JAKARTA - OpenAI mengumumkan hasil studi terbaru yang mengungkap fakta menarik bahwa model kecerdasan buatan (AI) dapat mengembangkan persona yang berbeda-beda, tergantung pada data yang digunakan selama proses pelatihan. Studi ini juga menyoroti potensi munculnya perilaku berbahaya saat AI terpapar data yang tidak sesuai atau “buruk,” serta solusi berupa teknik fine-tuning untuk memperbaiki masalah tersebut.
Layaknya manusia yang dipengaruhi lingkungan sosial dan interaksi di sekitarnya, AI ternyata juga bisa “mengadopsi” persona tertentu yang membentuk cara respons dan interaksi mereka dengan pengguna. Penelitian OpenAI mempelajari bagaimana model AI memproses informasi secara internal dan menemukan pola perilaku yang muncul, terutama ketika model menampilkan sikap negatif seperti sarkasme atau respons tidak etis.

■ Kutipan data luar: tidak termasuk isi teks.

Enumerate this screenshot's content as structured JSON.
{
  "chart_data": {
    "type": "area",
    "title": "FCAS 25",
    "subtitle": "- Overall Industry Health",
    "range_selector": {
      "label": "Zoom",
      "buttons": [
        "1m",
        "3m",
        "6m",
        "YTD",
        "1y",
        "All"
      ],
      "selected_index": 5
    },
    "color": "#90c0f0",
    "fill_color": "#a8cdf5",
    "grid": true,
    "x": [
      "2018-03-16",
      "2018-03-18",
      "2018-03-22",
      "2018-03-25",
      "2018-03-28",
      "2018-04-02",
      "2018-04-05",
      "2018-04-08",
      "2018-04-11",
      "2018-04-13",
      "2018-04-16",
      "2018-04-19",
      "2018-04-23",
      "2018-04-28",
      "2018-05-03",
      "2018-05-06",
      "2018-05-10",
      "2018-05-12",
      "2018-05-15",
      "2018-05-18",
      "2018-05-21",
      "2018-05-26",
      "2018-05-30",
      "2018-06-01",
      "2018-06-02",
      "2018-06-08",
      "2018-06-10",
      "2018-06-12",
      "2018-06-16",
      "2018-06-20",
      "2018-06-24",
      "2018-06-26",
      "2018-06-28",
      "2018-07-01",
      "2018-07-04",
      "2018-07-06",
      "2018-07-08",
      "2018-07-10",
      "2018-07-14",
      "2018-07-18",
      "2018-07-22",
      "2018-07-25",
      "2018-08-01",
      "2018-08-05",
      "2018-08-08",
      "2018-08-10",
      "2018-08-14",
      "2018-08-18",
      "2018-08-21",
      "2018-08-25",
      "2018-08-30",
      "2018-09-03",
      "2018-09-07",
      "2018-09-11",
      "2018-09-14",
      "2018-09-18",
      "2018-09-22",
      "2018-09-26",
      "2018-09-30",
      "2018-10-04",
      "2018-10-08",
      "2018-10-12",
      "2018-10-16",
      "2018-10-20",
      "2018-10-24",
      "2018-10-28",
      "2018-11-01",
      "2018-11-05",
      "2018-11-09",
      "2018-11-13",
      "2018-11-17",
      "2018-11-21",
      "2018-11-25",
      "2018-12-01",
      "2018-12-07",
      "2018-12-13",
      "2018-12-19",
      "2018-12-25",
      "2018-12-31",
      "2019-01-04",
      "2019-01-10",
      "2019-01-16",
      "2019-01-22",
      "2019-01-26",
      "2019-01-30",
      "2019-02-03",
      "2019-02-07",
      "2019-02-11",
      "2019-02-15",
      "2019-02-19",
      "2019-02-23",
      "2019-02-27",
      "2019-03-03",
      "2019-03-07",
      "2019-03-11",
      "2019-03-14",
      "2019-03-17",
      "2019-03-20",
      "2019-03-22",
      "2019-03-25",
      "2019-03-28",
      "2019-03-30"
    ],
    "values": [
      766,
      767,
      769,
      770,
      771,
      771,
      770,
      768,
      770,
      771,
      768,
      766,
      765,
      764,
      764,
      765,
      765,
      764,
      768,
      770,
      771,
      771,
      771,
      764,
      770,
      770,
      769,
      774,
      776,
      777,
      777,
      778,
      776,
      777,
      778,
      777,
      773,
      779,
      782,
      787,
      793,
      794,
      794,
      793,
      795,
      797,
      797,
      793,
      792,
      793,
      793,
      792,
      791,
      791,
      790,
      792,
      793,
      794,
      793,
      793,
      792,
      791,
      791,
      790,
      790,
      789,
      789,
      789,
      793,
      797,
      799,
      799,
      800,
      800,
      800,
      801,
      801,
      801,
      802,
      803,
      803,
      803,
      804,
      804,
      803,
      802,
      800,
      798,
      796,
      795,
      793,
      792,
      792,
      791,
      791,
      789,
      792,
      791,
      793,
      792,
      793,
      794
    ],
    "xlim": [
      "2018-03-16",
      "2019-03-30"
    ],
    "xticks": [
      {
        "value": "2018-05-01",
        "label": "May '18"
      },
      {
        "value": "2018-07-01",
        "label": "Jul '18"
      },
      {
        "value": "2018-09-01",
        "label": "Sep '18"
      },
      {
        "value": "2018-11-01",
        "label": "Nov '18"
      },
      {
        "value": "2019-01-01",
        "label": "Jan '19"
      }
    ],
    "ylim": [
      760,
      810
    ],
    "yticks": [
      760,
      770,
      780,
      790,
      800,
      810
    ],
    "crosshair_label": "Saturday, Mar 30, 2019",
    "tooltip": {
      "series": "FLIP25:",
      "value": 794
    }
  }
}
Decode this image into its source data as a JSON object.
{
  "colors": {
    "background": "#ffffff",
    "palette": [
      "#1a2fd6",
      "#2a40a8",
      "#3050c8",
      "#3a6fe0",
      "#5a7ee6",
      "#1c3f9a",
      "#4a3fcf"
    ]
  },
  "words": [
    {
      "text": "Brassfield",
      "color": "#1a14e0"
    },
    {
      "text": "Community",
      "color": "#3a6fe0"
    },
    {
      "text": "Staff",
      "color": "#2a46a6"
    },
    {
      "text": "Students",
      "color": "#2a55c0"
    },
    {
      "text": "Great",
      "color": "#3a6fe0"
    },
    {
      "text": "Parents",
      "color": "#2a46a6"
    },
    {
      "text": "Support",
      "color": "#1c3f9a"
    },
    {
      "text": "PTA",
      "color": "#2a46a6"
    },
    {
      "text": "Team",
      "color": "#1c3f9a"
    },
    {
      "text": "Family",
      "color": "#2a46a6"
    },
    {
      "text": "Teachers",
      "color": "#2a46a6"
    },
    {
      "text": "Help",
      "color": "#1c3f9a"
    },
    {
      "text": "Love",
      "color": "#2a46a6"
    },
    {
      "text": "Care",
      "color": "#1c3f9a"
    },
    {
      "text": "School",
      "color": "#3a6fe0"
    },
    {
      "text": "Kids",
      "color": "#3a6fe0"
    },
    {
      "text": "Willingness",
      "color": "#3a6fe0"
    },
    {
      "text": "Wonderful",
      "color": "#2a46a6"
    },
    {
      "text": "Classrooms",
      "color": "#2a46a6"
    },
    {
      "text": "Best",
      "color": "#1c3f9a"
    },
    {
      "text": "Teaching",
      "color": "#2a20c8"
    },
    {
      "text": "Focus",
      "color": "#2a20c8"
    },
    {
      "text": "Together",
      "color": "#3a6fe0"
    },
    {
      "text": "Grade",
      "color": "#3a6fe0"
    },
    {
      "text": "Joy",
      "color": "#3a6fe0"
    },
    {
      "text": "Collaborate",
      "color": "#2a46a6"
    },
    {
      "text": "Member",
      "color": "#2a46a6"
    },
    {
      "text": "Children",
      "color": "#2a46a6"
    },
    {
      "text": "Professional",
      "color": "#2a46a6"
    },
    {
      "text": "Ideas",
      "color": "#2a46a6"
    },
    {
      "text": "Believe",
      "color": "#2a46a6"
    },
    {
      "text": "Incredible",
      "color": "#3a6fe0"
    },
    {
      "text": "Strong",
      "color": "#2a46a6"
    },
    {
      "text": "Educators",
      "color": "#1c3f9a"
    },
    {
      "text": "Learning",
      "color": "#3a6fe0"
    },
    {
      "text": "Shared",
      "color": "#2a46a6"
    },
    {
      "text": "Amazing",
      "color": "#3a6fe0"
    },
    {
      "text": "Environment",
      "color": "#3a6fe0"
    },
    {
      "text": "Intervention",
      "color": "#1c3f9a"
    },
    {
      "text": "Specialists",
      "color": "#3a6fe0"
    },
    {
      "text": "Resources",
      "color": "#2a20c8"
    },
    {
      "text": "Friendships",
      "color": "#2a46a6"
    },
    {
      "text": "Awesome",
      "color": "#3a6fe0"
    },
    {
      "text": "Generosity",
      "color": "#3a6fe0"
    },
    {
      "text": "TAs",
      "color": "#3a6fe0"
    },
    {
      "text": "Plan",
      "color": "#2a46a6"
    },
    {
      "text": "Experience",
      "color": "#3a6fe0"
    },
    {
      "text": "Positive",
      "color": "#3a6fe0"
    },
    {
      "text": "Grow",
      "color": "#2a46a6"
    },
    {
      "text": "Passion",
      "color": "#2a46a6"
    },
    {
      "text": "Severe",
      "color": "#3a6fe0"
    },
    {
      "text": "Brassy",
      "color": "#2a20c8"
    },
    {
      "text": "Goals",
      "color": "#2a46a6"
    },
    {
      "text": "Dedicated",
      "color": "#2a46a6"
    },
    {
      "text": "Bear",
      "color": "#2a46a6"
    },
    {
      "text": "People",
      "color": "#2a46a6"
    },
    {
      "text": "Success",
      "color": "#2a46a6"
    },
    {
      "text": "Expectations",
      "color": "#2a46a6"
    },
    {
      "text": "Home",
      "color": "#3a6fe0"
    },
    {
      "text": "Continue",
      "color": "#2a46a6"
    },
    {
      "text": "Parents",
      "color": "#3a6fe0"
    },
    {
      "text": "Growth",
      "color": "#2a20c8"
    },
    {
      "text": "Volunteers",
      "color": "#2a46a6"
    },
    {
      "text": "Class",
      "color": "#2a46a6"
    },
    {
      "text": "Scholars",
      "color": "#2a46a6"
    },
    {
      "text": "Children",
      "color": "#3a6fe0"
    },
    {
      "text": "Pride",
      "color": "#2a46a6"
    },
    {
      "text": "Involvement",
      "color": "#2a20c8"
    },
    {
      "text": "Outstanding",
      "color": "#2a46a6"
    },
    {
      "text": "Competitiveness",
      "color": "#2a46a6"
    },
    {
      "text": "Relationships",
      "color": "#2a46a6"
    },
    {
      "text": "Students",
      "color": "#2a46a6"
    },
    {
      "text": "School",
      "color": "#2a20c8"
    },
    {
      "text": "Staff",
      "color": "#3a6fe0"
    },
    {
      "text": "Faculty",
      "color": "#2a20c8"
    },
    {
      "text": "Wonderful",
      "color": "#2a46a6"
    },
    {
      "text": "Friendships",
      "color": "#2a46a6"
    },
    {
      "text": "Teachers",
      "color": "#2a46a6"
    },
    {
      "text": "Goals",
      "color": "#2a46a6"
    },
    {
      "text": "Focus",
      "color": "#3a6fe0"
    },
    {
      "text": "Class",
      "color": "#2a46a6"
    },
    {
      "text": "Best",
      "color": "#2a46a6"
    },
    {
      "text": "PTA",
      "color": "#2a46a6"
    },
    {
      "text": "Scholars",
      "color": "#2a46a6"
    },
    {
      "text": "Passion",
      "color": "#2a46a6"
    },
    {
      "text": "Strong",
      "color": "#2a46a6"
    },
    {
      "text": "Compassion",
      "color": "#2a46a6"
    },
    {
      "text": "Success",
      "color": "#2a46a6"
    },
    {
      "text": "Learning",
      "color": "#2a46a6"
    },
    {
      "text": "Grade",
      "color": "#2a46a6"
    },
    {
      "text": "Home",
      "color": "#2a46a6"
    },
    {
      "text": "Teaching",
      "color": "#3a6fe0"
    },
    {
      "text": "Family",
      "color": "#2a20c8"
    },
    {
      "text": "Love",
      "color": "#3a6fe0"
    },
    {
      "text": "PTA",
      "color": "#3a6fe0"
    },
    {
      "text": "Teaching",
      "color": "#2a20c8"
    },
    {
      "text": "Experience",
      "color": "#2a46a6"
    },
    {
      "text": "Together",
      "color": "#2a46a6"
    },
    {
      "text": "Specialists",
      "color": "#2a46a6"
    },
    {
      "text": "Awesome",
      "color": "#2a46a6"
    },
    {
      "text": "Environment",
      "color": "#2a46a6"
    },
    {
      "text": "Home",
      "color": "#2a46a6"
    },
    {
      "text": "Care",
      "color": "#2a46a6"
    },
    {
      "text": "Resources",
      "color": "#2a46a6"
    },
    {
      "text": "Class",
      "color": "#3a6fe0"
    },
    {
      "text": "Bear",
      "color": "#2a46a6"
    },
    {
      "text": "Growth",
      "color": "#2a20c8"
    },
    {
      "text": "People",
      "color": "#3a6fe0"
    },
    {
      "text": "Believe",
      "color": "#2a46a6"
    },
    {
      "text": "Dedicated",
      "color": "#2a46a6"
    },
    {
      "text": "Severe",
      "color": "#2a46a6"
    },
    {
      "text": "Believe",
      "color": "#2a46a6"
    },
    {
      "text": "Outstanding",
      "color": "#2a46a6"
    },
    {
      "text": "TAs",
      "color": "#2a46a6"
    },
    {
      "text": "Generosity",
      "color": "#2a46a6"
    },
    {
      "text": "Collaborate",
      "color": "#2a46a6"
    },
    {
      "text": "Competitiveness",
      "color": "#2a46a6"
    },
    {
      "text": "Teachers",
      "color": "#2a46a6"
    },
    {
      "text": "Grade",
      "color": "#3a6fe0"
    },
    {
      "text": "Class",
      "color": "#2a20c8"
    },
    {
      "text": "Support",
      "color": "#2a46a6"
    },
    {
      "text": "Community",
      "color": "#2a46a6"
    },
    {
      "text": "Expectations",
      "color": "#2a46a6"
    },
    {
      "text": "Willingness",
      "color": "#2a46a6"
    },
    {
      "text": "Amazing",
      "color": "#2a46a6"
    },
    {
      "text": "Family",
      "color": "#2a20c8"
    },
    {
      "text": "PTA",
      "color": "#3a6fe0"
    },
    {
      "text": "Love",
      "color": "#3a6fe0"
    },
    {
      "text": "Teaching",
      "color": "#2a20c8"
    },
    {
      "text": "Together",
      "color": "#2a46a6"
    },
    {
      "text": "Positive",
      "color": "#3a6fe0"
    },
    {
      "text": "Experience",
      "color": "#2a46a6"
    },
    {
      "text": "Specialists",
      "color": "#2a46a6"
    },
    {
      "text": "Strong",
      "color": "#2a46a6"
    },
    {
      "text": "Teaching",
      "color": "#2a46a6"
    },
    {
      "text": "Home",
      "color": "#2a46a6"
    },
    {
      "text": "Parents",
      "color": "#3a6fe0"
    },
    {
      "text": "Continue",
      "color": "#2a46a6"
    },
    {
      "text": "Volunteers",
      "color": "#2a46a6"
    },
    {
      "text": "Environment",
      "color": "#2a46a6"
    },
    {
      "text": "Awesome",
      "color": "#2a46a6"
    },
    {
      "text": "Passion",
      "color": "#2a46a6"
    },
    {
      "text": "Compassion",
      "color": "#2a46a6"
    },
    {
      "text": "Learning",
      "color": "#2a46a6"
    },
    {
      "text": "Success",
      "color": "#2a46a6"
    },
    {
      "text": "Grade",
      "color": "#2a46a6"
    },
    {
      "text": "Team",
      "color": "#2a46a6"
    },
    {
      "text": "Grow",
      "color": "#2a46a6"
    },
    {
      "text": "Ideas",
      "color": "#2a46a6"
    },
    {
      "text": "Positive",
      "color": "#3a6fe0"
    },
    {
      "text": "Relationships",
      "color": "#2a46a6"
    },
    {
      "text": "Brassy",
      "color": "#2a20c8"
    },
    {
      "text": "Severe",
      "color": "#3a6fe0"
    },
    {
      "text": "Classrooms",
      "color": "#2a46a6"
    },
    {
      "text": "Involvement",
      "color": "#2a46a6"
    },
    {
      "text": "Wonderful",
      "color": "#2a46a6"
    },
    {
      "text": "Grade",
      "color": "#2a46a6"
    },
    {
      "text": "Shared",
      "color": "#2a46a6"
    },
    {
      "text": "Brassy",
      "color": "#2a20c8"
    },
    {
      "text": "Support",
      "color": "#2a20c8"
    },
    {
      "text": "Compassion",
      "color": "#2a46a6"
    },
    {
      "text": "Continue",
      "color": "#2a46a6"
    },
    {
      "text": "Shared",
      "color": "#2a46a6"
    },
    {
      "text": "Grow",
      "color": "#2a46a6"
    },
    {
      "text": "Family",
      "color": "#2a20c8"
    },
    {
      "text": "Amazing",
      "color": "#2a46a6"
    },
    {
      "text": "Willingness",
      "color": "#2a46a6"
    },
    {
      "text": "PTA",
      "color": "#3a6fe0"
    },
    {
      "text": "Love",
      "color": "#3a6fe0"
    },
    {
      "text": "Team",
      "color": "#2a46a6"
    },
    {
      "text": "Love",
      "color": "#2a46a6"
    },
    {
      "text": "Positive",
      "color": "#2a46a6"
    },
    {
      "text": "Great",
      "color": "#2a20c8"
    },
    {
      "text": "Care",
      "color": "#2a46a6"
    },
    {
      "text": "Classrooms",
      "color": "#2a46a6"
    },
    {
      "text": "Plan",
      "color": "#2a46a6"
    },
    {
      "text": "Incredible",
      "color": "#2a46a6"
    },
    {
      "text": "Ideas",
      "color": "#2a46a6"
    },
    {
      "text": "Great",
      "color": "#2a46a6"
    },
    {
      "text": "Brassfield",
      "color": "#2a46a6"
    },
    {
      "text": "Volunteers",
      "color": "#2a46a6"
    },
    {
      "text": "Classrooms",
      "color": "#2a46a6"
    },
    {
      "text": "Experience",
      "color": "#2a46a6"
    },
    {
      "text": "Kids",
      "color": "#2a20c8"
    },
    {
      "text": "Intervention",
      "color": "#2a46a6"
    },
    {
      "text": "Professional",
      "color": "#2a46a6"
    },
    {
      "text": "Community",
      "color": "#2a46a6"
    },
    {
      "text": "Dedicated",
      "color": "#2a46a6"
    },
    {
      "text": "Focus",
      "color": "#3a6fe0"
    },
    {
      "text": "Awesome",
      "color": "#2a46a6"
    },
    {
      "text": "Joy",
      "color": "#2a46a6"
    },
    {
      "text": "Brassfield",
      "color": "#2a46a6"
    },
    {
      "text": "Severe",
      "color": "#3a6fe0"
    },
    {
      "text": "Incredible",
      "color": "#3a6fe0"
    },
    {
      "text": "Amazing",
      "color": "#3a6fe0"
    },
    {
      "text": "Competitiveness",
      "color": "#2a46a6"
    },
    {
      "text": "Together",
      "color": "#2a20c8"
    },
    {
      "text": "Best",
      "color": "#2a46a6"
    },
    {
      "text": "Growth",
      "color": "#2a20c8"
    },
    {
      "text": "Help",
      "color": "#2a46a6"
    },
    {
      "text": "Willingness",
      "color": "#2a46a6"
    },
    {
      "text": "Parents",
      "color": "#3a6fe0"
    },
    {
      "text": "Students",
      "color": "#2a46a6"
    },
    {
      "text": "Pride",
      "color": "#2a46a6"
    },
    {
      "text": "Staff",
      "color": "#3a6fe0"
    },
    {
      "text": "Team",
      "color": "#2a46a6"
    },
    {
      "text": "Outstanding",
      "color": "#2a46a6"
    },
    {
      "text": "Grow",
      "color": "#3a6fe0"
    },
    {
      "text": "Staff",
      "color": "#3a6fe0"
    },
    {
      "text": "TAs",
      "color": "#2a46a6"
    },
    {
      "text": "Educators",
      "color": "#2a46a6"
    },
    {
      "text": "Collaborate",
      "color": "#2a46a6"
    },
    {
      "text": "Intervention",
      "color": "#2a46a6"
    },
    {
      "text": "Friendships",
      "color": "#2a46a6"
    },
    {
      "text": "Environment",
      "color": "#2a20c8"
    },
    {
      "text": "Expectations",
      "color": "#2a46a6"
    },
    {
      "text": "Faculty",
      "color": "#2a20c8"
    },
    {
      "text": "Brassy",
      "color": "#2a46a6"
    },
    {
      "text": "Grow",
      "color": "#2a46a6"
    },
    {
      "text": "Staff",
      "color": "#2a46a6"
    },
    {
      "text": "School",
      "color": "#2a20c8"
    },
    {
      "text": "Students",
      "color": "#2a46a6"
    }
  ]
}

Persona Negatif Muncul dari Data Pelatihan yang Buruk
Menurut hasil riset, persona buruk yang muncul pada AI merupakan dampak dari kualitas data yang digunakan dalam pelatihan. Studi OpenAI sebelumnya yang dilakukan pada Februari 2025 mengungkap bahwa model AI yang dilatih dengan dataset yang mengandung kode bermasalah atau kerentanan keamanan dapat menghasilkan respons berbahaya, termasuk ucapan penuh kebencian, meski input permintaannya netral.
"Ini bagian yang paling menarik. Ini menunjukkan misalignment bisa muncul, tapi sekarang kita punya teknik untuk mendeteksi dan mengarahkan model kembali ke jalur yang benar," ujar Tejal Patwardhan, ilmuwan OpenAI, dalam wawancara resmi terkait studi ini.
Beruntung, para peneliti menemukan bahwa perilaku negatif ini dapat diatasi dengan melakukan fine-tuning menggunakan data yang berkualitas baik dan benar. Fine-tuning tersebut memungkinkan model AI kembali beroperasi sesuai dengan tujuan awal, yakni memberikan respons yang aman, bermanfaat, dan sesuai dengan etika.
Implikasi dan Pentingnya Regulasi Ketat AI
Temuan ini semakin menegaskan pentingnya regulasi yang ketat dalam pengembangan dan penerapan AI. OpenAI bersama banyak perusahaan teknologi lain memandang masa depan di mana AI, seperti ChatGPT, akan berperan sebagai asisten pribadi dalam kehidupan sehari-hari manusia. Dalam konteks itu, regulasi menjadi krusial agar pengguna tidak menerima informasi yang salah atau terpapar AI dengan perilaku yang berbahaya dan tidak dapat diprediksi.
Di sisi lain, regulasi AI juga menghadapi tantangan besar. Pemerintahan sebelumnya, pada masa pemerintahan Trump, mengusulkan moratorium selama 10 tahun yang membatasi regulasi AI di tingkat negara bagian agar hanya pemerintah federal yang berwenang membuat aturan terkait teknologi ini. Meski tujuan moratorium tersebut untuk mempercepat inovasi teknologi, penundaan regulasi di tingkat lokal membawa risiko yang tidak kecil, termasuk potensi penyalahgunaan AI.
Pentingnya aturan yang ketat dan pengawasan yang konsisten didukung oleh studi OpenAI sebagai langkah preventif mencegah AI melenceng dari standar etika dan sosial yang diharapkan.
Penemuan dari OpenAI ini memberikan gambaran jelas bahwa meski AI dapat menunjukkan perilaku seperti manusia dengan persona yang berbeda, teknologi tersebut juga rentan terhadap ketidaksesuaian perilaku apabila dipengaruhi data yang tidak tepat. Namun, melalui teknik fine-tuning dan pengawasan ketat, risiko tersebut dapat diminimalisir.
Studi ini juga menjadi pengingat bahwa pengembangan AI harus dibarengi dengan regulasi yang jelas dan terarah agar teknologi yang semakin terintegrasi dalam kehidupan masyarakat bisa memberikan manfaat maksimal tanpa mengorbankan aspek keamanan dan etika.